STAND: Why marriage matters
Here’s an example of intelligent discussion about the social/familial and governmental consequences of redefining marriage.
Ryan Anderson addresses the House Judiciary Committee on January 13, 2014. Mr. Anderson is the William E. Simon Fellow at The Heritage Foundation. He’s a graduate of Princeton and doctoral candidate at the University of Notre Dame. He speaks and writes “on justice and moral principles in economic thought, health care and education, and has expertise in bioethics and natural law theory” (www.heritage.org).
I would like to refer particularly to the social science data he cites that refers to the war on poverty. How many children today are born out of wedlock and without fathers present in their raising? “More than 50% of Hispanic children…and more than 70% of African American children. And the consequences for those children are really serious. The state’s interest in marriage is not that it cares about my love life or your love life or anyone’s love life, just for the sake of romance. The state’s interest in marriage is ensuring that those kids have fathers who are involved in their lives. And so what we saw is that this is when the welfare state took off. This is when all of the welfare spending that bankrupts so many states and the federal government took off. It’s when crime rates increased. It’s when child poverty for those children increased. It’s when social mobility decreased. So everything that you can care about, if you’re someone who cares about social justice and limited government, if you care about freedom and liberty and you care about the poor, is better served by having the state define marriage correctly, to ensure that men and women commit to each other and take responsibility for their children while then leaving other consenting adults free to live and love how they choose without redefining the institution–the fundamental institution–of marriage.”

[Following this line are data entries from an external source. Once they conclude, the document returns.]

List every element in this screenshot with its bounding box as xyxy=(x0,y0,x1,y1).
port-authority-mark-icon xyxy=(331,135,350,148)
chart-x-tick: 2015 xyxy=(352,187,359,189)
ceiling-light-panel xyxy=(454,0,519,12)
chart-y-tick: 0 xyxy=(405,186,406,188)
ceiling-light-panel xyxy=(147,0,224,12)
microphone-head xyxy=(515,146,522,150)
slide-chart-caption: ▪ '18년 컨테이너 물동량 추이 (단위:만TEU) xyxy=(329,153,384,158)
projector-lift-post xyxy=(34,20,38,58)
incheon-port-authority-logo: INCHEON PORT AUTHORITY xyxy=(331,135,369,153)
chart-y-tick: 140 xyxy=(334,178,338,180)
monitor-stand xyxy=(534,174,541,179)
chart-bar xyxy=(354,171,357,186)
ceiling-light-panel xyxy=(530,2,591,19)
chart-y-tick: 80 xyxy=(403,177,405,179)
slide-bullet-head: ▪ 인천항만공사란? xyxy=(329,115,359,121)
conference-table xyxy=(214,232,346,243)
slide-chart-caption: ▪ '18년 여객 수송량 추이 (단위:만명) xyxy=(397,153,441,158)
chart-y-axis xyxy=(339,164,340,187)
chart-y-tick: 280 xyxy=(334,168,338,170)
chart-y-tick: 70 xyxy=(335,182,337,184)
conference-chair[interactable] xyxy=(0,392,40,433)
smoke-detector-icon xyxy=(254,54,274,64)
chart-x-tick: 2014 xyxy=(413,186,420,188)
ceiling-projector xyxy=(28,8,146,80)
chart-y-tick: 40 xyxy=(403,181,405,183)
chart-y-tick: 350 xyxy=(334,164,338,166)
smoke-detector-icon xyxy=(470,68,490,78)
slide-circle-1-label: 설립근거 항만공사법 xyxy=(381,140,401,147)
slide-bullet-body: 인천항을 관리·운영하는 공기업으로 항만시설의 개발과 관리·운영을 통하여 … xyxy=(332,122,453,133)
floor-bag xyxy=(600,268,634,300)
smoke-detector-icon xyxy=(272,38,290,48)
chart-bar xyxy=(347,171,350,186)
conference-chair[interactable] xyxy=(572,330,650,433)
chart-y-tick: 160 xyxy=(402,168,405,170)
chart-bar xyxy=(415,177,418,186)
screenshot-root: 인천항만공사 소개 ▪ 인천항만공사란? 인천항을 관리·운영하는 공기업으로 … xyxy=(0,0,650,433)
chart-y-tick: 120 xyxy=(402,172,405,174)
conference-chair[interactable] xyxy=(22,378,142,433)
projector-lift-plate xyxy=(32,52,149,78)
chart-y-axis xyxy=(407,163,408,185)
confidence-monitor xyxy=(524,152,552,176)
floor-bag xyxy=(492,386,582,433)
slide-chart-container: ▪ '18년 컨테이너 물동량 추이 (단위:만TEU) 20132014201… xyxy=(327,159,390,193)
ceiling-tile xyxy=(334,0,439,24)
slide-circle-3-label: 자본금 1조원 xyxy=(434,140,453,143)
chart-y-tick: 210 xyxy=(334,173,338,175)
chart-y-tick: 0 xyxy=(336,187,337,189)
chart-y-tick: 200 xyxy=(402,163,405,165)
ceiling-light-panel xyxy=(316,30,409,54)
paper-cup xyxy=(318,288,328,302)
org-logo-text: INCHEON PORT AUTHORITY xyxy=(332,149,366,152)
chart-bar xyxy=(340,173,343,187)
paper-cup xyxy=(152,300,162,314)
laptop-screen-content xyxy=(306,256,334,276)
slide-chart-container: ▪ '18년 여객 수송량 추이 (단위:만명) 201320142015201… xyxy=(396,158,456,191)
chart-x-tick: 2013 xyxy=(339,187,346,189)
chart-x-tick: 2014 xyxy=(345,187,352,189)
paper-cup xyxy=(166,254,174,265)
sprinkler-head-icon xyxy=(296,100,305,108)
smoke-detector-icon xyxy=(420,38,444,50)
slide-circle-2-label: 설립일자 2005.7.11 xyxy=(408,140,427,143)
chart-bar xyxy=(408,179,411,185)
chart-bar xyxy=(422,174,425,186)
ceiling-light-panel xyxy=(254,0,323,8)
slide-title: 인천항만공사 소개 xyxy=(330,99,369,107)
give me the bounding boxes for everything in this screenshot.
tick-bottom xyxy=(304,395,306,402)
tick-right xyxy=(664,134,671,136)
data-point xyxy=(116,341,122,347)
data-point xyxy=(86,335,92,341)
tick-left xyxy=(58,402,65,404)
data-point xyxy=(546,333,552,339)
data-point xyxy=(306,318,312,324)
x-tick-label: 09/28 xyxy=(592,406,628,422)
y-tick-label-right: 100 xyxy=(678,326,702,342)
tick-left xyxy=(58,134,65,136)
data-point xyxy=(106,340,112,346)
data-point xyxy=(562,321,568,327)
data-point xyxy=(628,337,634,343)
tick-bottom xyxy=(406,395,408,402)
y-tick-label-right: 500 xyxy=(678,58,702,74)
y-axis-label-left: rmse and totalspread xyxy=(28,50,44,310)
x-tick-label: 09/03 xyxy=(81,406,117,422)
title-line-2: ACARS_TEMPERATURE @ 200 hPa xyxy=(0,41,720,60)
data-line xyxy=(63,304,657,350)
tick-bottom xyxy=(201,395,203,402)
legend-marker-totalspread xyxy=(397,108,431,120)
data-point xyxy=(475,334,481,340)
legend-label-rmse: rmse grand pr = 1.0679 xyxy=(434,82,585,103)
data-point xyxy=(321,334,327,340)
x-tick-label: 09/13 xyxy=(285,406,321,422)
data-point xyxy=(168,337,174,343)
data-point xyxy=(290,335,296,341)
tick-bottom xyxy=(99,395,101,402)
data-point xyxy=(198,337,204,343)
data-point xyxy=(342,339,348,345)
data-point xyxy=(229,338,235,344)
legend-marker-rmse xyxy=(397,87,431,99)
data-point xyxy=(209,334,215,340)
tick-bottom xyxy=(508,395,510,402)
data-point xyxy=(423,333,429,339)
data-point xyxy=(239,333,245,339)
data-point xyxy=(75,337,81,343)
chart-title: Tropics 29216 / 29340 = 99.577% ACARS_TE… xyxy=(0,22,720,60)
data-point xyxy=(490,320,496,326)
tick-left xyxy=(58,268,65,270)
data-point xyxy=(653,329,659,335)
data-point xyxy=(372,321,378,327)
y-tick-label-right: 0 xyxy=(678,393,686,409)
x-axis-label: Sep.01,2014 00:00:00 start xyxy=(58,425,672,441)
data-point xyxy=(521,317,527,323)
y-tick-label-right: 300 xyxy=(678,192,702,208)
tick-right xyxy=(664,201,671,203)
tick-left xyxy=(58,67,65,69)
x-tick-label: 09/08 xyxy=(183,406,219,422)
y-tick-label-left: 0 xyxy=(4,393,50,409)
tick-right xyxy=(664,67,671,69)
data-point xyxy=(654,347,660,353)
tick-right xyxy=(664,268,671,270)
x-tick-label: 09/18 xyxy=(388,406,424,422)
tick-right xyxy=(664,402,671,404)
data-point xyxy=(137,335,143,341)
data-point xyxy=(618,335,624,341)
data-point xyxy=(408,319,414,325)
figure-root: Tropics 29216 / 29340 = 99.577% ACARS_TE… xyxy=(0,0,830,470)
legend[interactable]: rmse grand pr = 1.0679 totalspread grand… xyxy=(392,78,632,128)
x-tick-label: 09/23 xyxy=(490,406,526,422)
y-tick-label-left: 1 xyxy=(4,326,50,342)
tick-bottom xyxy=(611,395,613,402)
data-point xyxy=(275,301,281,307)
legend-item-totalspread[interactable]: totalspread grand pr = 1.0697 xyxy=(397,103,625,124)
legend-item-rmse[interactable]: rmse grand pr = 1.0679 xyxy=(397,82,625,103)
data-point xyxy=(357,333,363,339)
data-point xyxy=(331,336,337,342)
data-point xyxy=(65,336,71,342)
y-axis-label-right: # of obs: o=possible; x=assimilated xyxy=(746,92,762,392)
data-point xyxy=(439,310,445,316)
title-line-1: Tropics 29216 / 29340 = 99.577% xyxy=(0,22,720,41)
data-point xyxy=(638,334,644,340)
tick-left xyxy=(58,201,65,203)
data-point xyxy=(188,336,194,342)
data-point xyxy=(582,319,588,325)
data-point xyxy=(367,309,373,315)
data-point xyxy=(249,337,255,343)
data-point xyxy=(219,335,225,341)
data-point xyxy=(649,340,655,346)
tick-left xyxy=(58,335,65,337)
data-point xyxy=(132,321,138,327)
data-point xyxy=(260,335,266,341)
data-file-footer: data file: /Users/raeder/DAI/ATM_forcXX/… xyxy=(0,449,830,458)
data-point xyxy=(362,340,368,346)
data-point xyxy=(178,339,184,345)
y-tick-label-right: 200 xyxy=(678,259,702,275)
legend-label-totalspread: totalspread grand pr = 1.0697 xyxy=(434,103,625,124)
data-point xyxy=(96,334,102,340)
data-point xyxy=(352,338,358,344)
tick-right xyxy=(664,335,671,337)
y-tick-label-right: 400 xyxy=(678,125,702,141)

Shortly after this quote, he explains how redefining marriage how it hurts you and your marriage: “It fundamentally reorients the institution of marriage away from the needs and the rights of children towards the desire of adults. It no longer makes marriage primarily about ensuring the type of family life that’s ideal for kids; it makes it more about adult romance. If the biggest social problem we face right now in the United States is absentee dads, how will we insist that fathers are essential when the law redefines marriage to make fathers optional?”